Public speaking. What kind of emotions does it evoke in your mind? I know it is the immortal fear of everyone, no matter you will do it for the first time or 50th time. That sweaty feeling is maybe suppressed but never disappears. Being the one who is the center of attention has always been disturbing and trying to perfect while speaking is really challenging. Maybe you’ve heard of Michael M. Klepper’s book, I’d Rather Die than Give a Speech. Don’t think that this is an exaggeration. I know many people who would really prefer that. Maybe you are one of them. Don’t hide there! I’ll try to give you a few tips that will turn you into a perfect, confident speaker. Read this before you give a lecture to be willing to speak in public and write your own history.
1. Believe in yourself
Confidence is the first thing you will need while speaking in front of a crowd. Although we all know that it is not something that comes in a second, your brain has the power to fetch it. Just believe that you can do that and don’t worry about the rest. Imagine yourself giving an incredible lecture and everyone admires you. Your brain will start to make it real.
2. Look blindly at the crowd
Don’t care about the expressions on the people’s face. Try to look blindly at them. Target the crowd as one piece when looking and try not to make a direct eye contact. Otherwise, it may distract you. If you are the one who to speak, you are the one to succeed it.
3. Do breathing exercises
Breathing right may relieve your anxiety by regulating your circulation so doing breathing exercises will help you a lot on feeling confident. You will also have no difficulty while speaking and your voice will be clear. No one can pay attention to a speaker who is speaking with his/her voice quavered or who is left out of breath in the middle of the speech. You can try this and feel the difference. Breathe in through your mouth and hold your breath for 10 seconds. Then slowly exhale. If you are looking for more breathing exercises, you can visit the website of the world famous communication and messaging strategist, Matt Eventoff’s website.

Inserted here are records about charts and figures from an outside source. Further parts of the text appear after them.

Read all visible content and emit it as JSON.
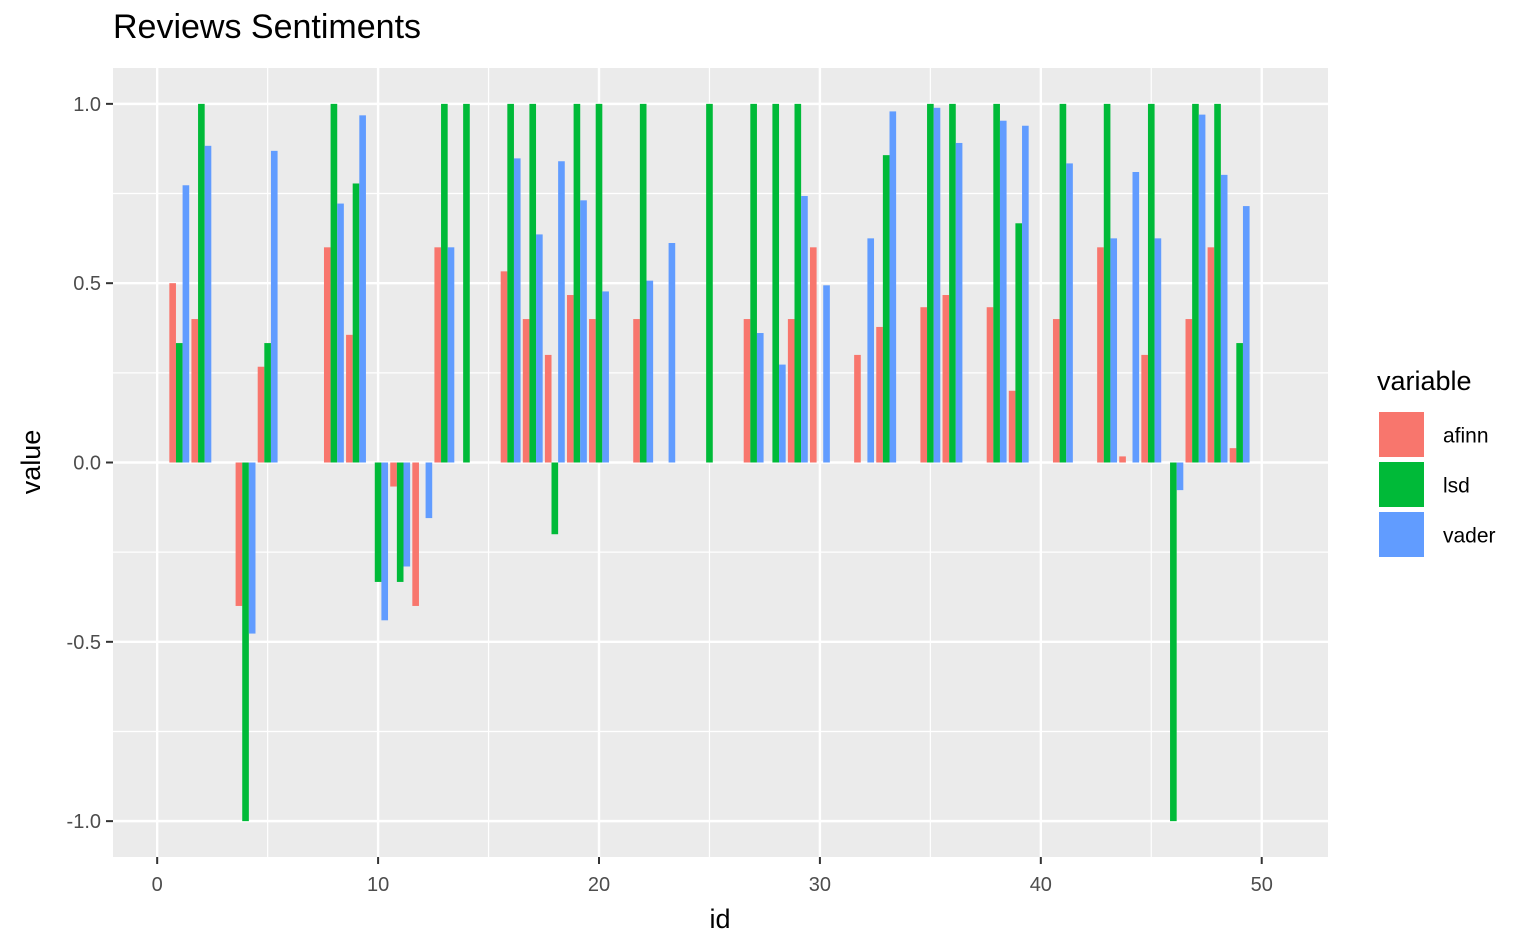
{
  "chart_data": {
    "type": "bar",
    "title": "Reviews Sentiments",
    "xlabel": "id",
    "ylabel": "value",
    "xlim": [
      -2,
      53
    ],
    "ylim": [
      -1.1,
      1.1
    ],
    "x_ticks": [
      0,
      10,
      20,
      30,
      40,
      50
    ],
    "x_tick_labels": [
      "0",
      "10",
      "20",
      "30",
      "40",
      "50"
    ],
    "y_ticks": [
      -1.0,
      -0.5,
      0.0,
      0.5,
      1.0
    ],
    "y_tick_labels": [
      "-1.0",
      "-0.5",
      "0.0",
      "0.5",
      "1.0"
    ],
    "grid": true,
    "legend": {
      "title": "variable",
      "position": "right"
    },
    "ids": [
      1,
      2,
      3,
      4,
      5,
      6,
      7,
      8,
      9,
      10,
      11,
      12,
      13,
      14,
      15,
      16,
      17,
      18,
      19,
      20,
      21,
      22,
      23,
      24,
      25,
      26,
      27,
      28,
      29,
      30,
      31,
      32,
      33,
      34,
      35,
      36,
      37,
      38,
      39,
      40,
      41,
      42,
      43,
      44,
      45,
      46,
      47,
      48,
      49,
      50
    ],
    "series": [
      {
        "name": "afinn",
        "color": "#F8766D",
        "values": [
          0.5,
          0.4,
          null,
          -0.4,
          0.267,
          null,
          null,
          0.6,
          0.356,
          null,
          -0.067,
          -0.4,
          0.6,
          null,
          null,
          0.533,
          0.4,
          0.3,
          0.467,
          0.4,
          null,
          0.4,
          null,
          null,
          null,
          null,
          0.4,
          null,
          0.4,
          0.6,
          null,
          0.3,
          0.378,
          null,
          0.433,
          0.467,
          null,
          0.433,
          0.2,
          null,
          0.4,
          null,
          0.6,
          0.017,
          0.3,
          null,
          0.4,
          0.6,
          0.04,
          null
        ]
      },
      {
        "name": "lsd",
        "color": "#00BA38",
        "values": [
          0.333,
          1.0,
          null,
          -1.0,
          0.333,
          null,
          null,
          1.0,
          0.778,
          -0.333,
          -0.333,
          null,
          1.0,
          1.0,
          null,
          1.0,
          1.0,
          -0.2,
          1.0,
          1.0,
          null,
          1.0,
          null,
          null,
          1.0,
          null,
          1.0,
          1.0,
          1.0,
          null,
          null,
          null,
          0.857,
          null,
          1.0,
          1.0,
          null,
          1.0,
          0.667,
          null,
          1.0,
          null,
          1.0,
          null,
          1.0,
          -1.0,
          1.0,
          1.0,
          0.333,
          null
        ]
      },
      {
        "name": "vader",
        "color": "#619CFF",
        "values": [
          0.773,
          0.883,
          null,
          -0.477,
          0.869,
          null,
          null,
          0.722,
          0.968,
          -0.44,
          -0.29,
          -0.155,
          0.6,
          null,
          null,
          0.848,
          0.636,
          0.84,
          0.731,
          0.477,
          null,
          0.507,
          0.612,
          null,
          null,
          null,
          0.361,
          0.273,
          0.743,
          0.494,
          null,
          0.625,
          0.979,
          null,
          0.989,
          0.891,
          null,
          0.953,
          0.939,
          null,
          0.834,
          null,
          0.625,
          0.81,
          0.625,
          -0.077,
          0.97,
          0.802,
          0.715,
          null
        ]
      }
    ]
  }
}
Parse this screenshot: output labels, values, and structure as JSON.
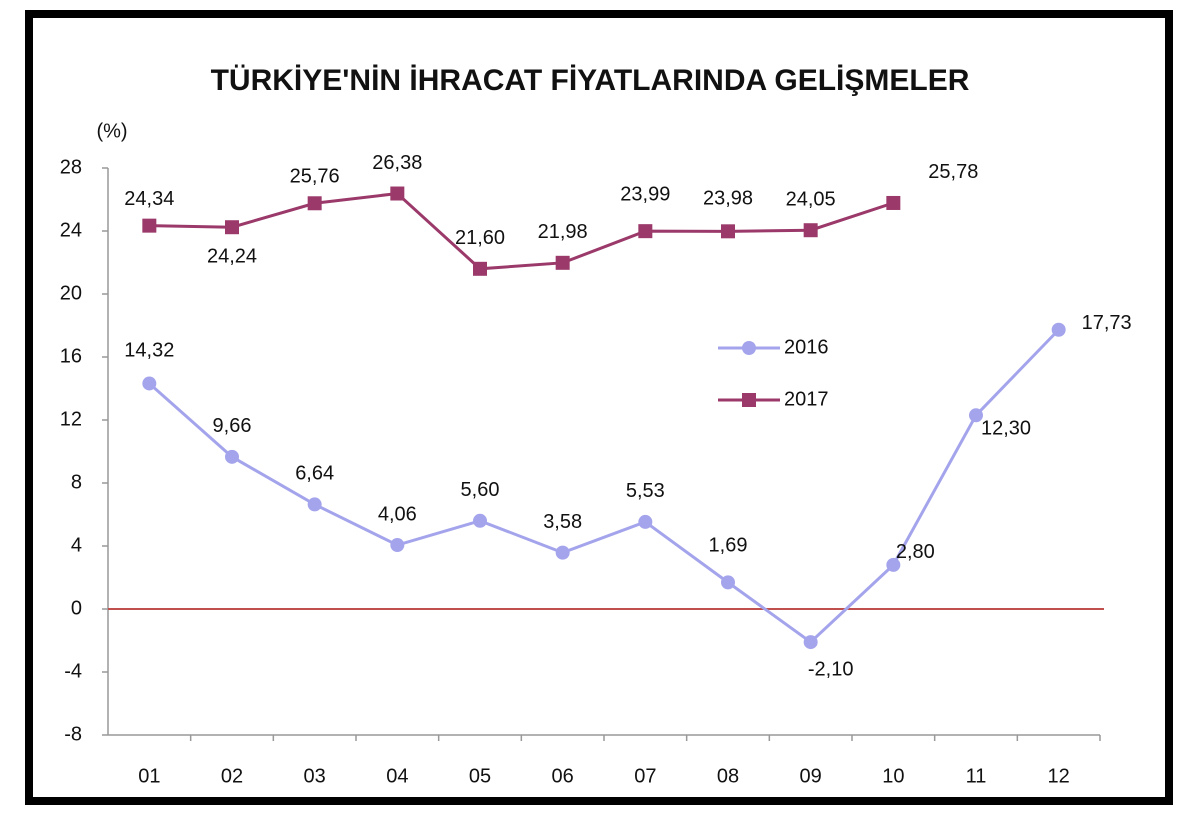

4. Be specific about your topic
Know what you will and you will not talk about. Frame your main topics and try not to exceed this frame. Having as much knowledge as you can about your topic will affect your confidence positively. Decide what your argument is and outline your titles. Getting ready for any kind of questions that you may be asked will make you feel more comfortable when you talk because the thought of someone’s asking a challenging question may really be disturbing. Timing is also worth being mentioned here. Rehearse your speech to be able to time it. Going over time will make a negative impression like finishing your speech earlier will do, too.
5. Be yourself
Just be yourself. Never pretend and speak as you normally do. If you are not a serious kind don’t try to seem so. Or, if you are not into jokes, don’t try to turn your speech into a stand-up show. People will easily understand that it is not you. The time when you feel most confident is when you are being yourself. Nobody is perfect including your audience. So don’t try to make a flawless speech. You can make mistakes like everyone else. Your audience will definitely understand that.
6. Have more information about your audience
Learn who your target audience is before your lecture. Their social and educational status and their average of age will matter. Having this kind of information will help you determine your topics and your tone which will make you a more comfortable and confident speaker.
7. Take notes
No one is not that experienced to speak without notes. Well, I know there are such people but we are not talking about them now. You can take notes about your highlights of your speech to make sure you are never left unguided during your speech. You don’t need the read all the lecture from a piece of paper of course but that paper on which your tips are written will definitely save your life.
8. Be flexible
Don’t think you need to end up just like you planned before. You can change the topics, skip some of them, decide to be more interesting or talk about a thing that you never planned. Let your speech’s flow lead you.
9. Care about what you wear
Dress in your own style to feel comfortable (I don’t mean Hawaiian shirts and shorts of course but you can still keep your style even if you are to dress formal). Follow the dress code if there is, in order not to feel weird and dress accordingly. Checked shirts or bright colors may distract your audience for example. If you want people to pay attention to what you say, not to your look, you’d better be in comfortable and plain clothes.
10. Improve your diction
Diction is the first thing that will catch your audience’s attention. Your intonation, pronunciation and your voice will matter while speaking. If you mispronounce some of the words, or your intonation is tedious, your audience may not be able to follow your speech. Make sure your diction is good enough to be followed before you make your speech. There are some lifesaving exercises for improving your dictation so you don’t need to worry about how to do it. You can check Audrey June Hunt’s article about the power of your speaking voice.
11. Body Language
Your body language will reveal how comfortable and how confident you are while you are speaking. Your gestures should not be too much for it may distract your audience and you need to seem to know where to put your hands and arms! If you need quick tips about using your body language more effectively, TJ Walker's video would do a lot favour to you.
Presentation plays probably the most important role in your speech. Your presentation should be in accordance with your topic and should engage your audience. If your main aim is to catch audience’s attention to you, your slides need not be flashy or too interesting. You don’t want people to engage more with your slides than you and your speech, do you? If your presentation is really important to you, you can have more detailed information about creating a perfect presentation for your speech on Jon Thomas’ page.